Location
- Country: India
- State: Jharkhand
- Cities: Hazaribagh, Gomia

Physical characteristics
- • location: Sultana village, Hazaribagh district, Chota Nagpur Plateau, Jharkhand
- Mouth: Damodar River
- • location: Jaridih Bazar, Bokaro district
- • coordinates: 23°45′40″N 85°55′01″E﻿ / ﻿23.76111°N 85.91694°E

Basin features
- • left: Siwani River
- • right: Bokaro River

= Konar River =

The Konar River is a tributary of Damodar River in Hazaribagh and Bokaro districts of the Indian state of Jharkhand.

==Course==
The Konar originates near Sultana village on the Hazaribagh-Chatra Road.
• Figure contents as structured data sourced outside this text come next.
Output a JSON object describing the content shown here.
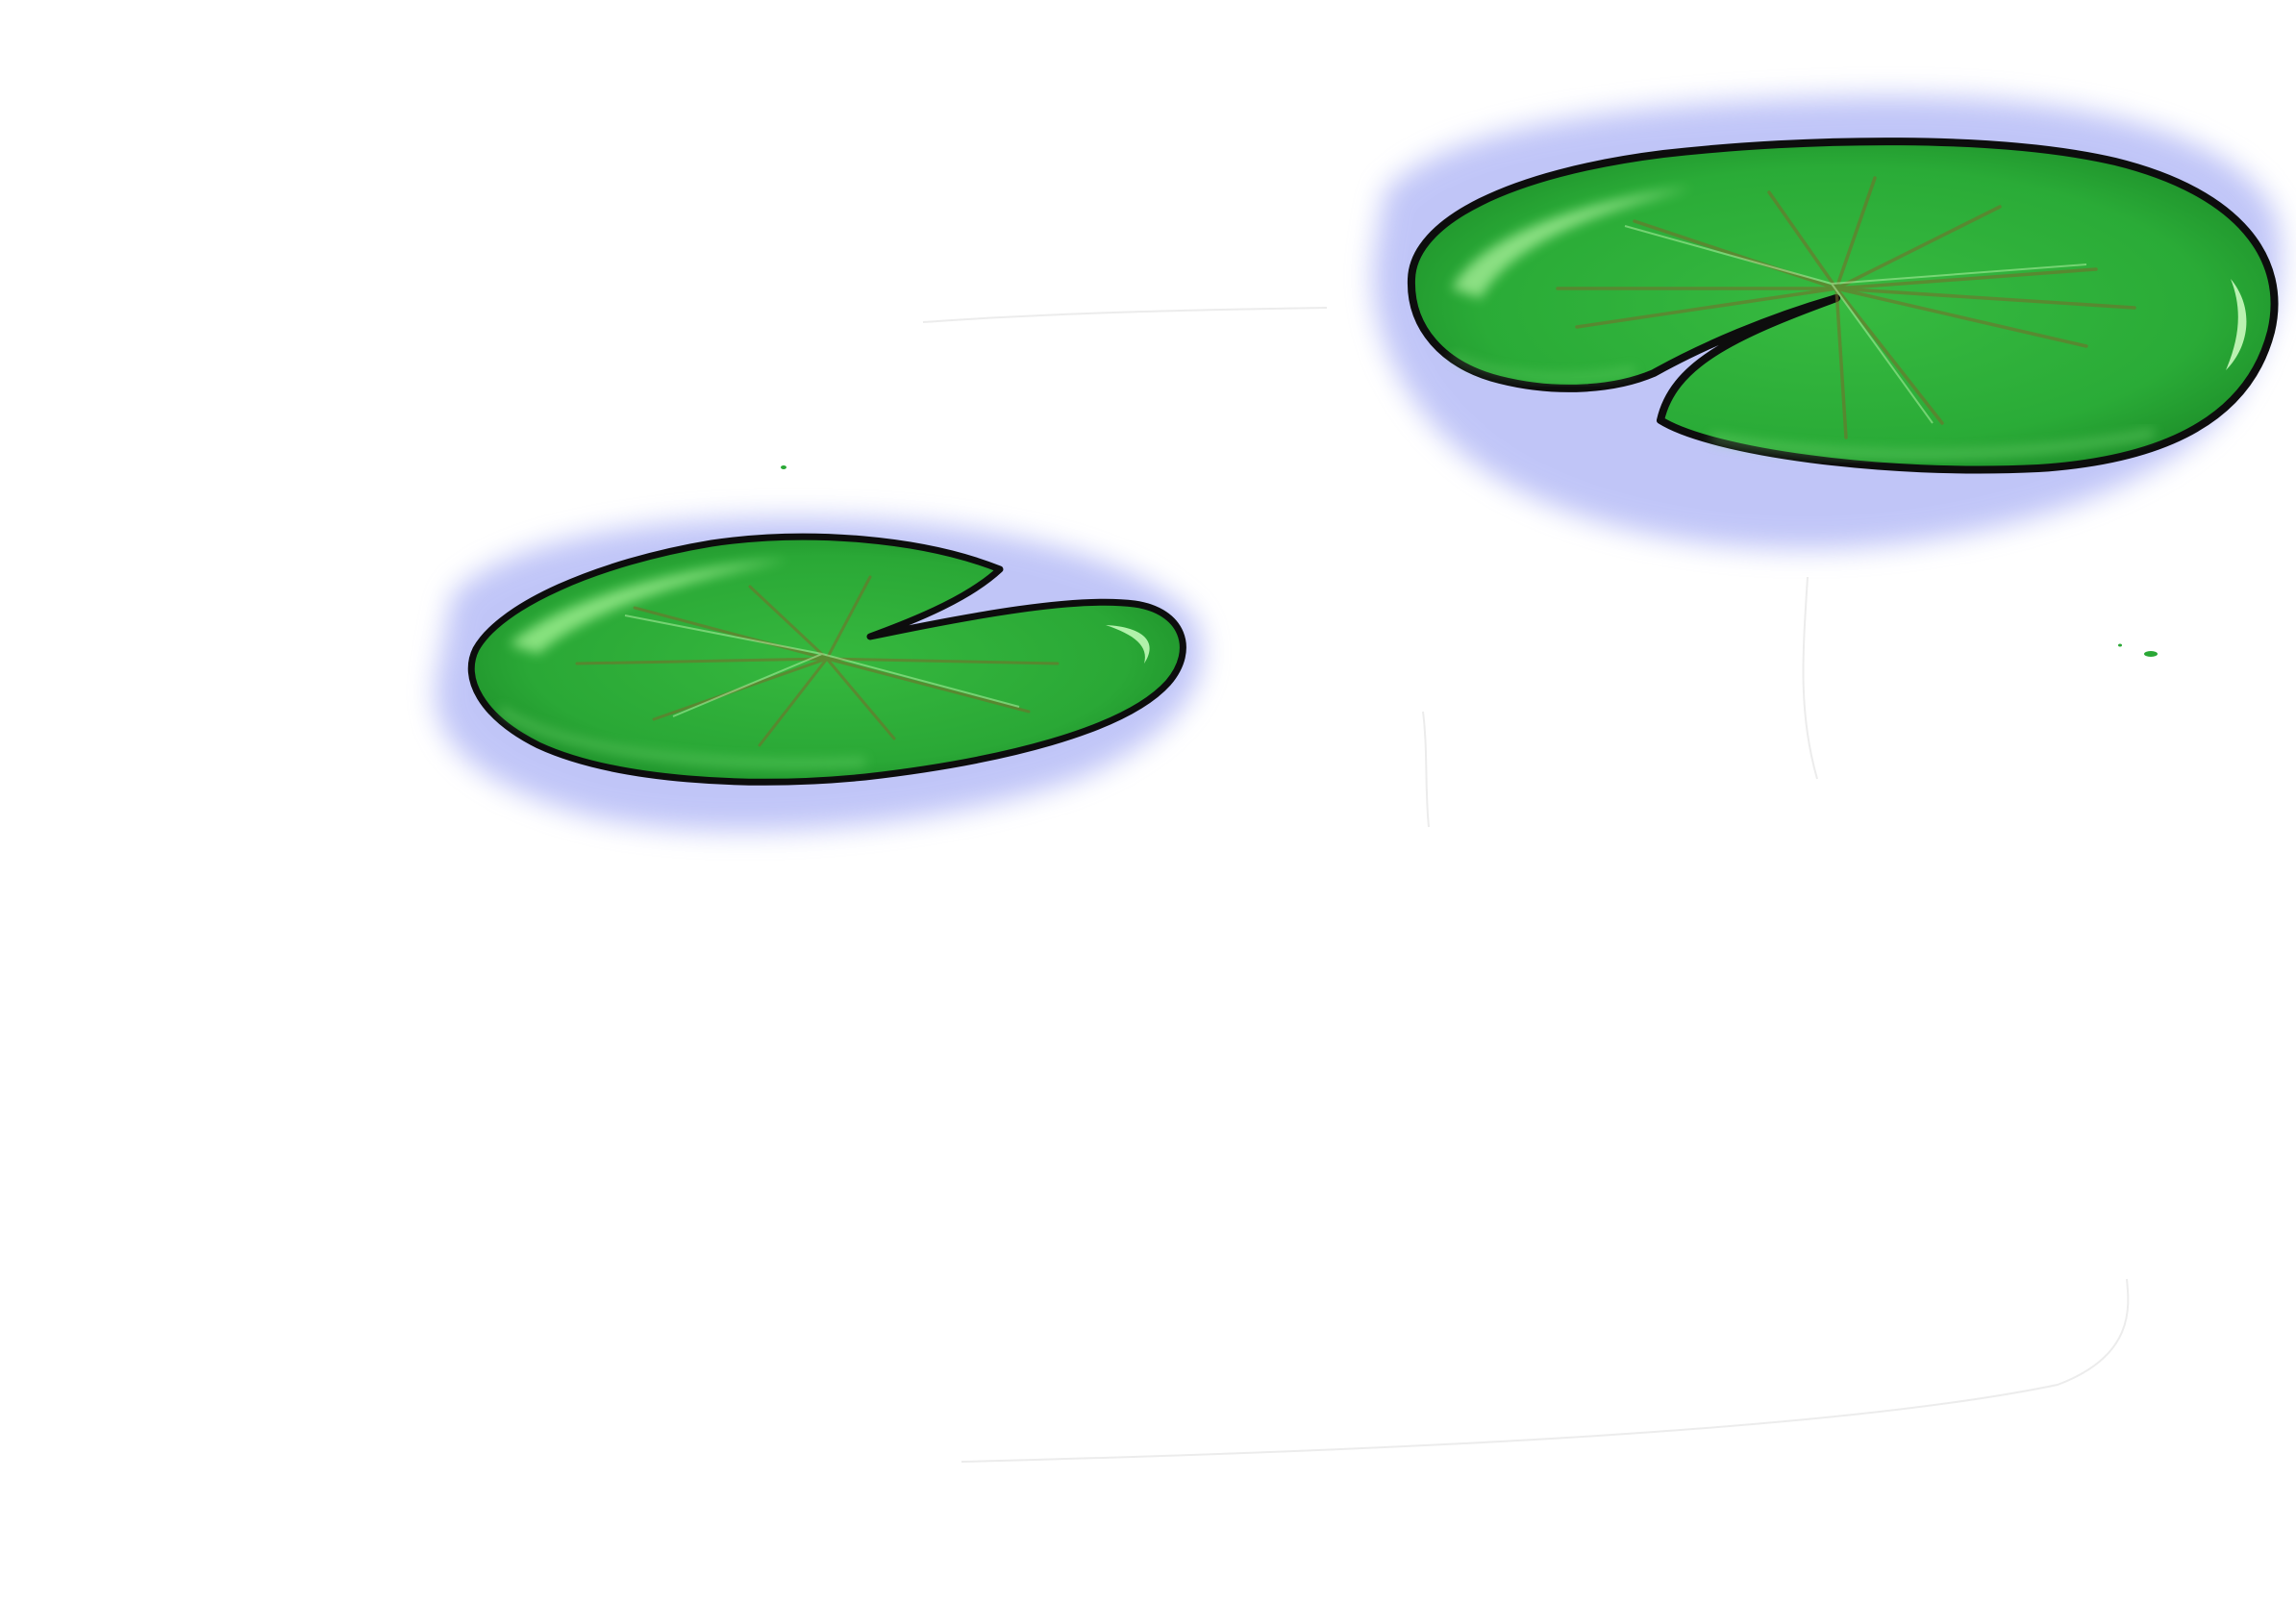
{
  "scene": {
    "background_color": "#ffffff",
    "water_shadow_color": "#8a93f0",
    "leaf_color": "#2fb53a",
    "leaf_shadow_color": "#1d8a2a",
    "leaf_highlight_color": "#9df08c",
    "vein_color": "#7a6a2a",
    "outline_color": "#0d0d0d",
    "sketch_line_color": "#e6e6e6",
    "objects": [
      "lily-pad",
      "lily-pad"
    ]
  }
}
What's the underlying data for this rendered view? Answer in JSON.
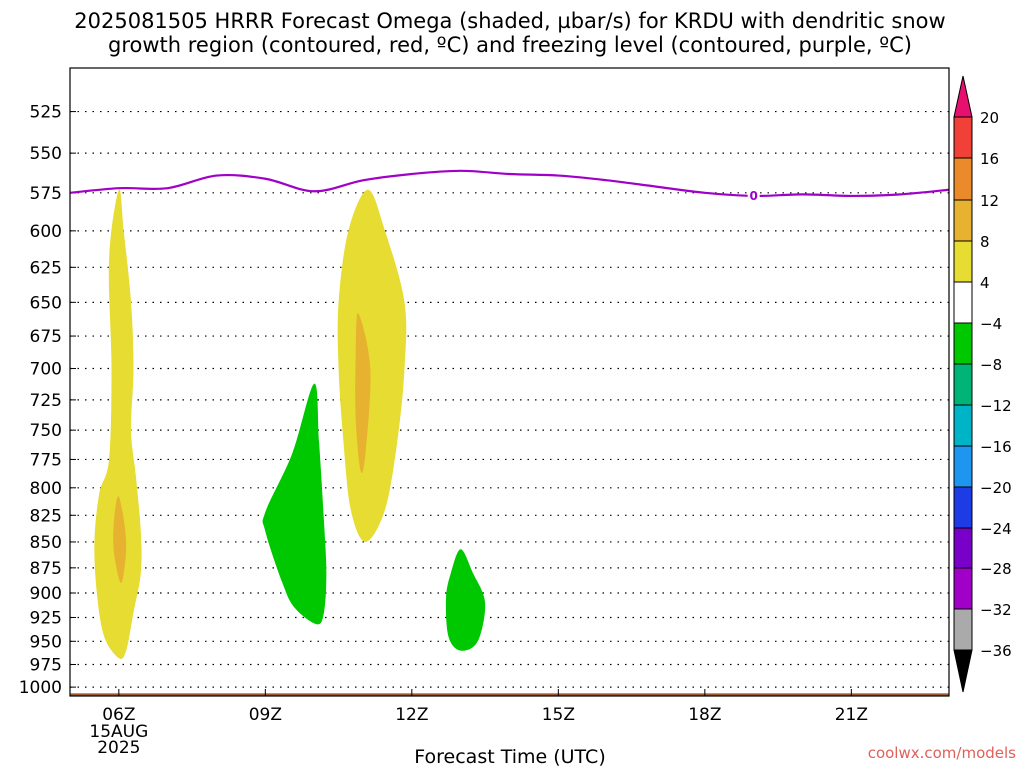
{
  "title": {
    "line1": "2025081505 HRRR Forecast Omega (shaded, µbar/s) for KRDU with dendritic snow",
    "line2": "growth region (contoured, red, ºC) and freezing level (contoured, purple, ºC)"
  },
  "credit": "coolwx.com/models",
  "chart_data": {
    "type": "time-height contour",
    "xlabel": "Forecast Time (UTC)",
    "ylabel": "",
    "x_ticks": [
      "06Z",
      "09Z",
      "12Z",
      "15Z",
      "18Z",
      "21Z"
    ],
    "x_tick_sublabels": [
      "15AUG",
      "2025"
    ],
    "x_hours": [
      6,
      9,
      12,
      15,
      18,
      21
    ],
    "xlim_hours": [
      5.0,
      23.0
    ],
    "y_ticks": [
      525,
      550,
      575,
      600,
      625,
      650,
      675,
      700,
      725,
      750,
      775,
      800,
      825,
      850,
      875,
      900,
      925,
      950,
      975,
      1000
    ],
    "ylim_hpa": [
      500,
      1010
    ],
    "y_scale": "log-pressure",
    "grid": "dotted horizontal at each pressure tick",
    "colorbar": {
      "labels": [
        "20",
        "16",
        "12",
        "8",
        "4",
        "−4",
        "−8",
        "−12",
        "−16",
        "−20",
        "−24",
        "−28",
        "−32",
        "−36"
      ],
      "levels": [
        20,
        16,
        12,
        8,
        4,
        -4,
        -8,
        -12,
        -16,
        -20,
        -24,
        -28,
        -32,
        -36
      ],
      "colors": [
        "#e8106e",
        "#f04038",
        "#ea8a2a",
        "#e6b230",
        "#e6dc32",
        "#ffffff",
        "#00c800",
        "#00b478",
        "#00b4c8",
        "#1e96f0",
        "#1e3ce6",
        "#7800c8",
        "#a000c8",
        "#aaaaaa",
        "#000000"
      ]
    },
    "freezing_level": {
      "label": "0",
      "label_hour": 19.0,
      "color": "#a000c8",
      "points": [
        [
          5.0,
          575
        ],
        [
          6.0,
          572
        ],
        [
          7.0,
          572
        ],
        [
          8.0,
          564
        ],
        [
          9.0,
          566
        ],
        [
          10.0,
          574
        ],
        [
          11.0,
          567
        ],
        [
          12.0,
          563
        ],
        [
          13.0,
          561
        ],
        [
          14.0,
          563
        ],
        [
          15.0,
          564
        ],
        [
          16.0,
          567
        ],
        [
          17.0,
          571
        ],
        [
          18.0,
          575
        ],
        [
          19.0,
          577
        ],
        [
          20.0,
          576
        ],
        [
          21.0,
          577
        ],
        [
          22.0,
          576
        ],
        [
          23.0,
          573
        ]
      ]
    },
    "omega_regions": [
      {
        "value_range": [
          4,
          8
        ],
        "color": "#e6dc32",
        "outline": [
          [
            6.0,
            573
          ],
          [
            6.1,
            600
          ],
          [
            6.25,
            650
          ],
          [
            6.3,
            700
          ],
          [
            6.25,
            750
          ],
          [
            6.35,
            790
          ],
          [
            6.45,
            840
          ],
          [
            6.45,
            880
          ],
          [
            6.3,
            920
          ],
          [
            6.15,
            960
          ],
          [
            6.0,
            968
          ],
          [
            5.7,
            945
          ],
          [
            5.55,
            900
          ],
          [
            5.5,
            850
          ],
          [
            5.6,
            805
          ],
          [
            5.8,
            775
          ],
          [
            5.85,
            700
          ],
          [
            5.8,
            620
          ]
        ]
      },
      {
        "value_range": [
          8,
          12
        ],
        "color": "#e6b230",
        "outline": [
          [
            6.0,
            808
          ],
          [
            6.15,
            850
          ],
          [
            6.05,
            890
          ],
          [
            5.9,
            860
          ],
          [
            5.9,
            830
          ]
        ]
      },
      {
        "value_range": [
          4,
          8
        ],
        "color": "#e6dc32",
        "outline": [
          [
            11.1,
            573
          ],
          [
            11.45,
            600
          ],
          [
            11.85,
            650
          ],
          [
            11.85,
            700
          ],
          [
            11.7,
            760
          ],
          [
            11.45,
            820
          ],
          [
            11.05,
            850
          ],
          [
            10.75,
            820
          ],
          [
            10.6,
            760
          ],
          [
            10.5,
            700
          ],
          [
            10.5,
            650
          ],
          [
            10.7,
            600
          ]
        ]
      },
      {
        "value_range": [
          8,
          12
        ],
        "color": "#e6b230",
        "outline": [
          [
            10.9,
            658
          ],
          [
            11.15,
            700
          ],
          [
            11.05,
            770
          ],
          [
            10.95,
            785
          ],
          [
            10.85,
            740
          ],
          [
            10.85,
            690
          ]
        ]
      },
      {
        "value_range": [
          -8,
          -4
        ],
        "color": "#00c800",
        "outline": [
          [
            10.0,
            712
          ],
          [
            10.1,
            760
          ],
          [
            10.2,
            830
          ],
          [
            10.25,
            880
          ],
          [
            10.2,
            920
          ],
          [
            10.05,
            932
          ],
          [
            9.6,
            915
          ],
          [
            9.35,
            890
          ],
          [
            9.0,
            840
          ],
          [
            9.0,
            822
          ],
          [
            9.55,
            770
          ]
        ]
      },
      {
        "value_range": [
          -8,
          -4
        ],
        "color": "#00c800",
        "outline": [
          [
            13.0,
            857
          ],
          [
            13.25,
            880
          ],
          [
            13.5,
            910
          ],
          [
            13.35,
            950
          ],
          [
            13.0,
            960
          ],
          [
            12.75,
            945
          ],
          [
            12.7,
            905
          ],
          [
            12.8,
            880
          ]
        ]
      }
    ],
    "terrain": {
      "color": "#a05a32",
      "top_hpa": 1007
    }
  }
}
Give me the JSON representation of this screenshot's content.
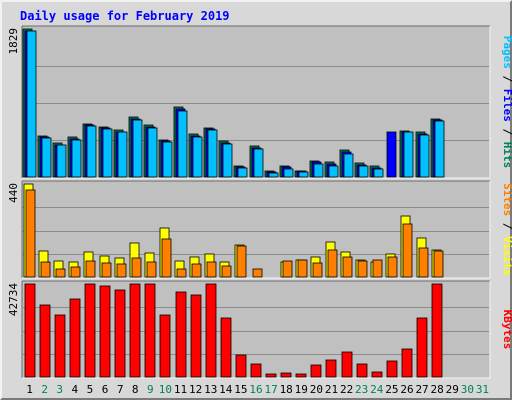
{
  "chart_data": {
    "type": "bar",
    "title": "Daily usage for February 2019",
    "categories": [
      "1",
      "2",
      "3",
      "4",
      "5",
      "6",
      "7",
      "8",
      "9",
      "10",
      "11",
      "12",
      "13",
      "14",
      "15",
      "16",
      "17",
      "18",
      "19",
      "20",
      "21",
      "22",
      "23",
      "24",
      "25",
      "26",
      "27",
      "28",
      "29",
      "30",
      "31"
    ],
    "weekend_days": [
      "2",
      "3",
      "9",
      "10",
      "16",
      "17",
      "23",
      "24",
      "30",
      "31"
    ],
    "colors": {
      "hits": "#00805c",
      "files": "#0000ff",
      "pages": "#00c0ff",
      "visits": "#ffff00",
      "sites": "#ff8000",
      "kbytes": "#ff0000",
      "title": "#0000ff",
      "weekday_label": "#000000",
      "weekend_label": "#00805c",
      "plot_bg": "#c0c0c0"
    },
    "panels": [
      {
        "id": "top",
        "ymax_label": "1829",
        "ylim": [
          0,
          1829
        ],
        "side_label": [
          {
            "text": "Pages",
            "color": "#00c0ff"
          },
          {
            "text": " / ",
            "color": "#000000"
          },
          {
            "text": "Files",
            "color": "#0000ff"
          },
          {
            "text": " / ",
            "color": "#000000"
          },
          {
            "text": "Hits",
            "color": "#00805c"
          }
        ],
        "series": [
          {
            "name": "Hits",
            "color": "#00805c",
            "values": [
              1829,
              510,
              420,
              490,
              660,
              620,
              580,
              740,
              640,
              460,
              860,
              530,
              610,
              440,
              130,
              380,
              70,
              140,
              80,
              200,
              180,
              330,
              170,
              130,
              0,
              570,
              550,
              720,
              0,
              0,
              0
            ]
          },
          {
            "name": "Files",
            "color": "#0000ff",
            "values": [
              1800,
              490,
              400,
              470,
              640,
              600,
              560,
              720,
              620,
              440,
              840,
              510,
              590,
              420,
              120,
              360,
              60,
              120,
              70,
              180,
              160,
              310,
              150,
              110,
              560,
              560,
              530,
              700,
              0,
              0,
              0
            ]
          },
          {
            "name": "Pages",
            "color": "#00c0ff",
            "values": [
              1800,
              480,
              390,
              460,
              630,
              590,
              550,
              700,
              610,
              430,
              820,
              500,
              580,
              410,
              110,
              350,
              50,
              100,
              60,
              160,
              140,
              290,
              140,
              100,
              0,
              550,
              520,
              690,
              0,
              0,
              0
            ]
          }
        ]
      },
      {
        "id": "middle",
        "ymax_label": "440",
        "ylim": [
          0,
          440
        ],
        "side_label": [
          {
            "text": "Sites",
            "color": "#ff8000"
          },
          {
            "text": " / ",
            "color": "#000000"
          },
          {
            "text": "Visits",
            "color": "#ffff00"
          }
        ],
        "series": [
          {
            "name": "Visits",
            "color": "#ffff00",
            "values": [
              440,
              125,
              75,
              70,
              120,
              100,
              90,
              160,
              115,
              230,
              75,
              95,
              110,
              70,
              150,
              0,
              0,
              70,
              80,
              95,
              165,
              120,
              80,
              70,
              110,
              290,
              185,
              130,
              0,
              0,
              0
            ]
          },
          {
            "name": "Sites",
            "color": "#ff8000",
            "values": [
              410,
              70,
              40,
              45,
              75,
              65,
              60,
              90,
              70,
              180,
              40,
              60,
              70,
              50,
              145,
              40,
              0,
              75,
              80,
              65,
              130,
              95,
              75,
              80,
              95,
              250,
              135,
              125,
              0,
              0,
              0
            ]
          }
        ]
      },
      {
        "id": "bottom",
        "ymax_label": "42734",
        "ylim": [
          0,
          42734
        ],
        "side_label": [
          {
            "text": "KBytes",
            "color": "#ff0000"
          }
        ],
        "series": [
          {
            "name": "KBytes",
            "color": "#ff0000",
            "values": [
              42734,
              33000,
              28500,
              36000,
              42734,
              42000,
              40000,
              42734,
              42734,
              28500,
              39000,
              37500,
              42734,
              27000,
              10000,
              6000,
              1500,
              2000,
              1500,
              5500,
              8000,
              11500,
              6000,
              2500,
              7500,
              13000,
              27000,
              42734,
              0,
              0,
              0
            ]
          }
        ]
      }
    ]
  }
}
Thereafter, the Konar with its tributary the Siwani drains a greater portion of the Hazaribagh plateau, and then descending through the barren wastes of scrub and jungle passes Gomia to receive the waters of the Bokaro River, shortly before it joins the Damodar River near Jaridih Bazar in Bokaro district.

==Konar Dam==
Konar Dam is the second of the four multi-purpose dams included in the first phase of the Damodar Valley Corporation. It was constructed across the Konar River and inaugurated in 1955.

Konar Dam is 4535 m long and 48.77 m high. The reservoir covers an area of 27.92 km2. The Konar earth and concrete dam has a catchment area of 997 km2.

==Bokaro barrage==
There is a barrage across the Konar River at the point of its confluence with the Bokaro River to serve Bokaro Thermal Power Station B.